By Maria Ahmed
Brazil’s banking sector will have to square up to the demands of a maturing economy. Emerging Markets asks industry bosses how well they’ve prepared
Brazil’s banking chiefs expect that the country’s unprecedented economic stability will open new markets. Having survived interest rates of 50% and inflation over 2,500% in the 1990s, they argue the industry is well placed to meet new demand.
“We live in a different environment to that of the years behind us,” says Roberto Setubal, president of Banco Itau, Brazil’s largest privately owned bank. Brazil’s macroeconomic fundamentals have improved drastically since the IMF bailout of 2001, he points out.
With net worth of $305.6 billion, Brazil’s banking industry is the biggest in Latin America. Since a cycle of consolidation in the 1990s, four local players have come to dominate: Banco do Brasil, Bradesco, Banco Itau and Unibanco – along with stiff competition from multinationals like Santander and HSBC.
Regulation and reform of the banking sector have helped foster competition and innovation, according to Setubal. For example, the government has not obstructed bids by foreigners to acquire Brazilian banks.
Interest rate push
The key driver of business will be a cut in the interest rate from its current 18%, which will encourage firms and consumers to borrow. Setubal predicts that the process will begin this year. The high interest rate has discouraged banks from lending to the productive sector of the economy, because of the high returns to be had from investing in government credit.
However, private investment in government bonds is coming down, from around 30% of GDP in 2004 to 27% last year, according to Jose Maria Rabelo, senior vice-president at Banco do Brasil, Brazil’s largest bank, 71% of which is state-owned.
Industries hungry to expand capacity include oil production, hydropower and agribusinesses like soy and sugar/ethanol.
The other great opportunity on the corporate side is in products that allow investors, both local and foreign, to access Brazilian capital markets. The secondary market for corporate bonds in Brazil is picking up: “The public sector’s technical capacity and professionalism when it comes to managing funds has improved,” says William Bethlem, head of international banking at Unibanco. “They are investing their pension funds, and the secondary markets have become more liquid.”

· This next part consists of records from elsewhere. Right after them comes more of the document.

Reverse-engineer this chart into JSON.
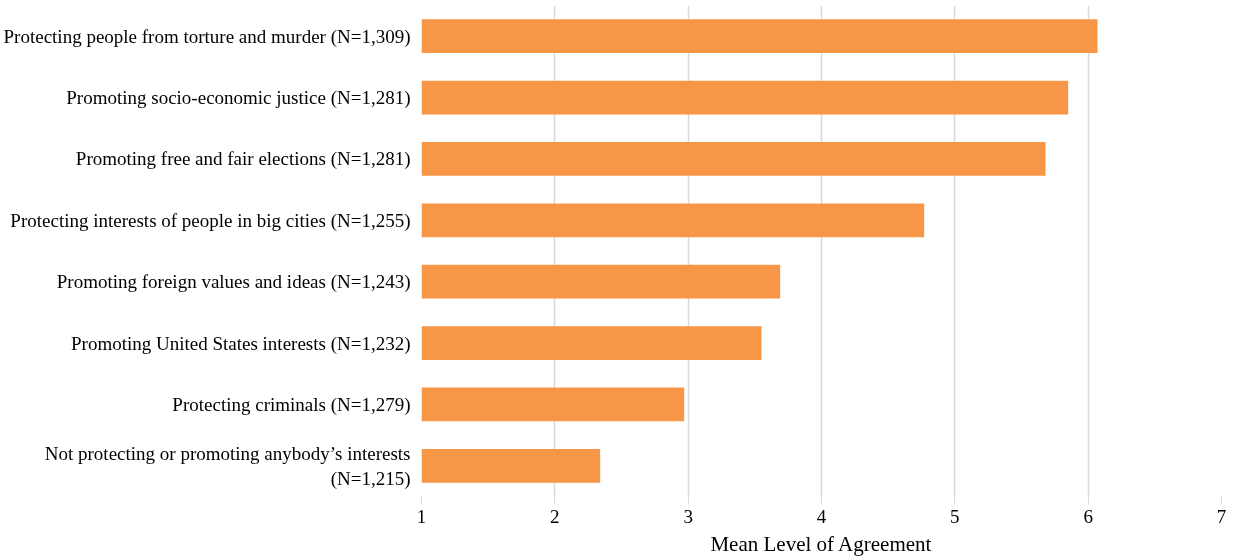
{
  "chart_data": {
    "type": "bar",
    "orientation": "horizontal",
    "categories": [
      "Protecting people from torture and murder (N=1,309)",
      "Promoting socio-economic justice (N=1,281)",
      "Promoting free and fair elections (N=1,281)",
      "Protecting interests of people in big cities (N=1,255)",
      "Promoting foreign values and ideas (N=1,243)",
      "Promoting United States interests (N=1,232)",
      "Protecting criminals (N=1,279)",
      "Not protecting or promoting anybody’s interests (N=1,215)"
    ],
    "values": [
      6.07,
      5.85,
      5.68,
      4.77,
      3.69,
      3.55,
      2.97,
      2.34
    ],
    "color": "#f79646",
    "xlabel": "Mean Level of Agreement",
    "xlim": [
      1,
      7
    ],
    "xticks": [
      1,
      2,
      3,
      4,
      5,
      6,
      7
    ],
    "grid": "x"
  }
}
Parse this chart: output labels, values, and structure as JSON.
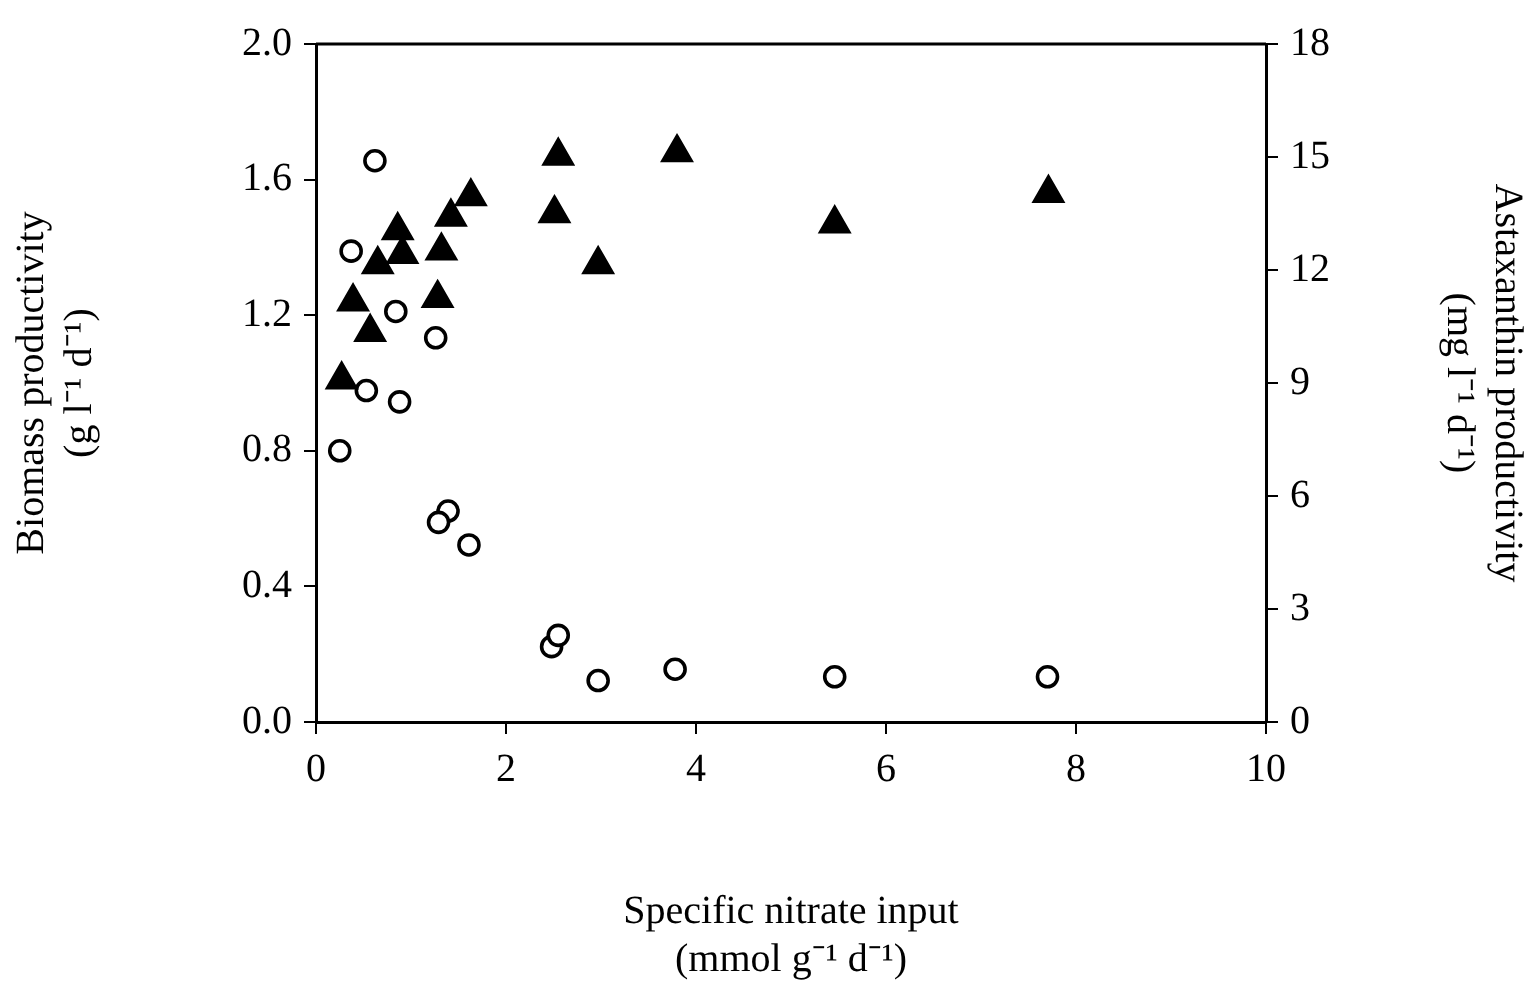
{
  "chart_data": {
    "type": "scatter",
    "xlabel": "Specific nitrate input\n(mmol g⁻¹ d⁻¹)",
    "ylabel": "Biomass productivity\n(g l⁻¹ d⁻¹)",
    "y2label": "Astaxanthin productivity\n(mg l⁻¹ d⁻¹)",
    "xlim": [
      0,
      10
    ],
    "xticks": [
      0,
      2,
      4,
      6,
      8,
      10
    ],
    "ylim": [
      0,
      2
    ],
    "yticks": [
      {
        "value": 0,
        "label": "0.0"
      },
      {
        "value": 0.4,
        "label": "0.4"
      },
      {
        "value": 0.8,
        "label": "0.8"
      },
      {
        "value": 1.2,
        "label": "1.2"
      },
      {
        "value": 1.6,
        "label": "1.6"
      },
      {
        "value": 2,
        "label": "2.0"
      }
    ],
    "y2lim": [
      0,
      18
    ],
    "y2ticks": [
      0,
      3,
      6,
      9,
      12,
      15,
      18
    ],
    "grid": false,
    "legend": false,
    "series": [
      {
        "color": "#000000",
        "marker": "triangle",
        "x": [
          0.27,
          0.39,
          0.57,
          0.65,
          0.86,
          0.91,
          1.28,
          1.32,
          1.42,
          1.63,
          2.55,
          2.51,
          2.97,
          3.8,
          5.46,
          7.71
        ],
        "values": [
          1.01,
          1.24,
          1.15,
          1.35,
          1.45,
          1.38,
          1.25,
          1.39,
          1.49,
          1.55,
          1.67,
          1.5,
          1.35,
          1.68,
          1.47,
          1.56
        ]
      },
      {
        "color": "#000000",
        "marker": "circle",
        "axis": "y2",
        "x": [
          0.62,
          0.37,
          0.84,
          1.26,
          0.53,
          0.88,
          0.25,
          1.39,
          1.29,
          1.61,
          2.48,
          2.55,
          2.97,
          3.78,
          5.46,
          7.7
        ],
        "values": [
          14.9,
          12.5,
          10.9,
          10.2,
          8.8,
          8.5,
          7.2,
          5.6,
          5.3,
          4.7,
          2.0,
          2.3,
          1.1,
          1.4,
          1.2,
          1.2
        ]
      }
    ]
  }
}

As Brazil’s sovereign credit rating quickly approaches investment-grade, demand is up for “anything that allows outside investors to enter the domestic market and access that high interest rate,” he adds. “We’re developing new derivative and structured products that can be traded both inside and outside Brazil.” He predicts an increase in corporate issuance on the international markets by rail and road companies, although he stresses there is a need to ease access to capital by simplifying the process of registering new equity or fixed income issues.
As growth picks up and incomes rise, the consumer market will also offer new opportunities that will be reflected in corporate issues: “Any businesses involved in consumer goods – electronics, supermarkets, air travel – will all grow,” adds Bethlem.
Compared to the United States, Brazilian banking still has some catching up. “We’re 10 years behind,” says Setubal, of Brazil’s consumer loan industry. Consumer credit and credit to small firms should grow at 30% to 40% a year through 2006 and 2007. However, he would like to see an improvement in information on individual and company credit ratings, which enables banks to develop “positive track records for our clients as well as negative ones”.
Setubal says that there is room to reduce the burden and complexity of taxes on banks: however, he acknowledged that reducing taxes is “much easier in a growth environment” and will probably happen slowly.
The government has made a start on cutting taxes on financial transactions. In February of this year it announced measures to cut taxes on foreign investments in locally issued public debt, and tax-free migration for foreigners between equity and fixed-income instruments.
Competitive edge?
But as Brazil’s capital markets open up, so will competition for the Big Four. Bethlem says: “Our major challenge is not the other Brazilian banks but global players who have global distribution, particularly in Asia, as it becomes an important source of capital.” However, he added that there was time for Brazilian banks to adapt: “The Brazilian credit market is still a domestic game”.
“Domestic capital markets will grow a lot and that will be to Brazilian banks’ advantage ... We have the geographical coverage. We’re well positioned to exploit opportunities with fast-growing local companies.”
Rabelo at Banco do Brasil is more precise about the edge the Big Four have over their international counterparts. Having seen off two financial disasters a last decade, he is confident that Brazil’s banks are best positioned to exploit new opportunities in the country: “Only the strong survive.”